In severe Sprained Thumb, there is often immediate thumb swelling and bruising may develop in a few days. In cases that have not been diagnosed early, there may be a thickening of the joint with chronic thumb swelling. The joint at the base of the thumb will feel lax and unstable. The ability to pinch/ grip small objects between the thumb and the index finger is often severely impaired because of this instability.

Diagnosis can be made by physical examination by a Chartered Physiotherapist. Ice should be applied for 15 minutes, 3 times a day for 2 days to reduce inflammation and then a physio rehabilitation programme is begun. Electrotherapy can be effective in the early stages to promote faster healing and reduce pain. Mobilisation and deep tissue frictions are often used to aid ligament repair and help restore function and mobility. Thumb strength and dexterity can be improved by using hand therapy balls, grip strengthening devices and therapeutic putty. Thumb sprains tend to resolve in around four to six weeks with proper management and your physio will clear you for return to sport as soon as possible, often with taping to protect the joint.

3. Finger / Thumb Fracture
A fracture is a break in the bone, which is either complete or partial. Most fractures are caused by a sudden injury that puts more pressure on the bone than it can withstand. There are 3 bones in each finger, called phalanges. Fractures can occur in the shaft of a phalanx, or onto the joint surface itself (called articular fractures). Shaft fractures need to heal in a position that lines up the joints at either end correctly. Articular fractures must be pieced back together again to make a smooth surface once more. An x-ray will confirm if a fracture has occurred and physiotherapy is used once the bone has been realigned and immobilised, usually by encasing it in plaster of Paris or a splint. Some fractures may only require taping to immobilize them.

Broken fingers usually cause immediate pain after trauma and sometimes deformity at a joint (commonly a dislocation) or through the bone as a fracture. If there is no deformity, a sharp pain is usually felt very specifically at the injury site. Bending the finger is often very painful but in some cases it can be moved and has only dull pain. Depending on their stability, some fractures may hurt more than others. Usually within the 5-10 minutes, swelling and bruising of the finger will occur and the finger will become stiff to move.
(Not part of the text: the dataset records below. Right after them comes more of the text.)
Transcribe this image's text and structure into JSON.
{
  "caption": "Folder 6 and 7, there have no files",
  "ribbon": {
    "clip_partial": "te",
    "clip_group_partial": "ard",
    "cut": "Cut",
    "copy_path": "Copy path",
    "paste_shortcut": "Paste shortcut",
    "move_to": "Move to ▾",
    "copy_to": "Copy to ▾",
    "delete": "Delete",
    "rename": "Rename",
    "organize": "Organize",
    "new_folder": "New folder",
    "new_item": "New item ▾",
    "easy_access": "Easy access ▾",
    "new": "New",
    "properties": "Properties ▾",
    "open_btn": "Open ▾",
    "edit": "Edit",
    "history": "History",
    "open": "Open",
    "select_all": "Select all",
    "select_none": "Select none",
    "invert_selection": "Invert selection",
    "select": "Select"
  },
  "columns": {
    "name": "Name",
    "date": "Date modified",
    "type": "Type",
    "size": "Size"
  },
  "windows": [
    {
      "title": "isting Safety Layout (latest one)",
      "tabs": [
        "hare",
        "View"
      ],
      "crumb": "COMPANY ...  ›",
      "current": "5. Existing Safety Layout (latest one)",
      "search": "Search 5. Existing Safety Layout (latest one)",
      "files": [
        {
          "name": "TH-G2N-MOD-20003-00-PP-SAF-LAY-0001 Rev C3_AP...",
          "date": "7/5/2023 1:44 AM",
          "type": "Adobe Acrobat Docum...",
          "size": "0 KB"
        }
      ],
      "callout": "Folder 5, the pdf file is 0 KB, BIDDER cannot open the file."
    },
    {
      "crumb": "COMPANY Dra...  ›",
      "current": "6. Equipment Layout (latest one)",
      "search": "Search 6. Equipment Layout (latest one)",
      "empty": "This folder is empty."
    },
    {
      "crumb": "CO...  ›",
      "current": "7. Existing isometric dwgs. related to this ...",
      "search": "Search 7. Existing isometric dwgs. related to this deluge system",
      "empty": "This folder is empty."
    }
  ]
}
If the fracture is severe, bruising from released blood may be seen immediately. Finally, if the swelling is excessive, numbness of the finger may occur because the nerves in the fingers are compressed. In all cases an x-ray is advised and sometimes an MRI. Occasionally surgery may be required and K-wires or pins and plates may be needed to re-align a bad fracture.

A Chartered Physiotherapist will firstly advise you what to do while you are in a splint or a cast to prevent further complications such as stiffness and muscle wasting. When the plaster/splint is removed rehab begins with the physio as the injured finger will be stiff and the hand will be weak from lack of use. Joint mobilisation, stretching and strengthening programmes, scar tissue management are all used to reduce any swelling, regain full muscle power and joint movement and bring back full function to the hand. Time to full recovery varies depending on the site and severity of the fracture but a Physiotherapist will give you a good estimate on your first day.

Most simple fractures heal with few long term problems, but complications can occur if they are nor rehabilitated properly; such as permanent stiffness, malunion (healing in the wrong position) or non-union (where the fragments fail to join together). Long term risks include early arthritis after articular fractures. 

 diagnosis and proper physiotherapy management of any injury is essential to minimize further risk.